Personal information
- Full name: Pinki Kaushik Singh
- Nationality: Indian
- Born: 14 August 1980 (age 46) Delhi, India

Medal record
Women's lawn bowls
Representing India
Commonwealth Games
| Gold medal – first place | 2022 Birmingham | fours |
Asia Pacific Bowls Championships
| Bronze medal – third place | 2009 Kuala Lumpur | fours |
Asian Lawn Bowls Championship
| Bronze medal – third place | 2014 Shenzhen | triples |
| Silver medal – second place | 2016 Brunei | triples |
| Bronze medal – third place | 2016 Brunei | fours |
| Gold medal – first place | 2017 New Delhi | triples |
| Gold medal – first place | 2023 Kuala Lumpur | fours |
| Gold medal – first place | 2025 Clark | triples |

= Pinki Singh (bowls) =

Indian lawn bowler (born 1980)

Pinki Kaushik Singh (born 14 August 1980) is an Indian women's international lawn bowler.

== Bowls career ==
=== World Championships ===
Pinki was selected by the Indian national team, to represent them at the sport's blue riband event, the 2023 World Bowls Championship. She participated in the women's triples and the women's fours events.

=== Commonwealth Games ===
Pinki has represented India at four Commonwealth Games; in the triples at the 2010 Commonwealth Games, in the pairs and fours at the 2014 Commonwealth Games, in the singles and triples at the 2018 Commonwealth Games and in the triples and fours at the 2022 Commonwealth Games. In the 2022 competition, she was part of the Women's fours Indian team, along with (Lovely Choubey, Nayanmoni Saikia and Rupa Rani Tirkey) which won Gold beating South Africa in the final, 17-10.

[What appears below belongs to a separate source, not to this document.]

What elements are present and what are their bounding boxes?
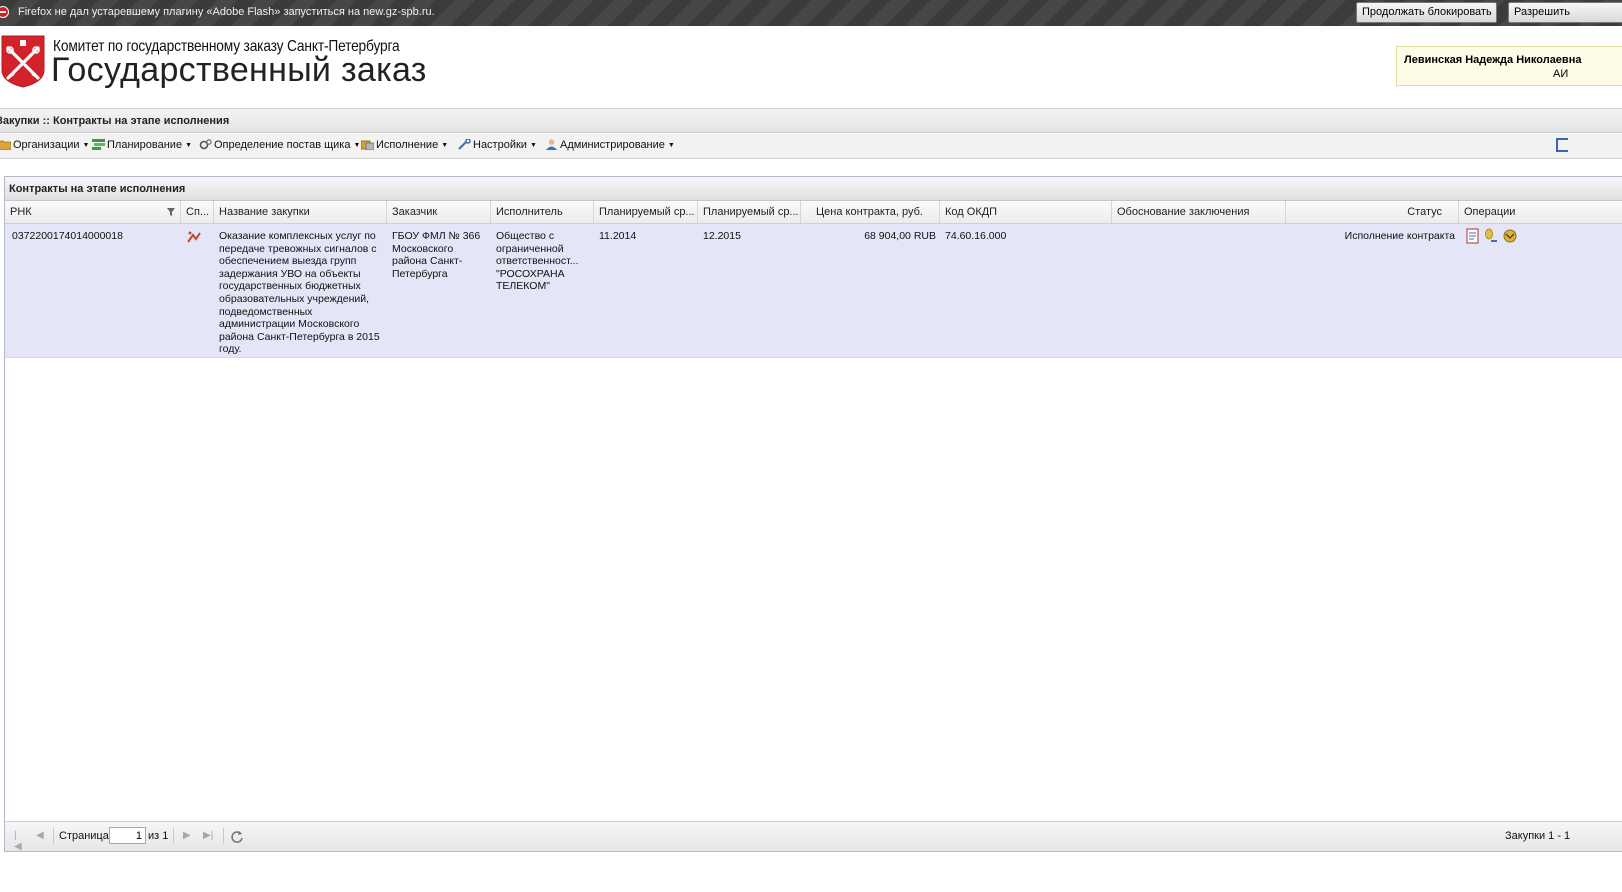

=== Asia Pacific Championships ===
Pinki has won a bronze medal at the 2009 Asia Pacific Bowls Championships.

=== Asian Championships ===
In the Asian Lawn Bowls Championship, Pinki has won bronze medal in women's triples in 2014, silver in women's triples and bronze in women's fours in 2016, and gold in women's triples in 2017.

In 2023, she won the fours gold medal at the 14th Asian Lawn Bowls Championship in Kuala Lumpur. In 2025 she won a gold medal in the triples at the 16th Asian Lawn Bowls Championship in Clark City, Philippines.

== Awards ==
She was conferred the Arjuna Award for 2023.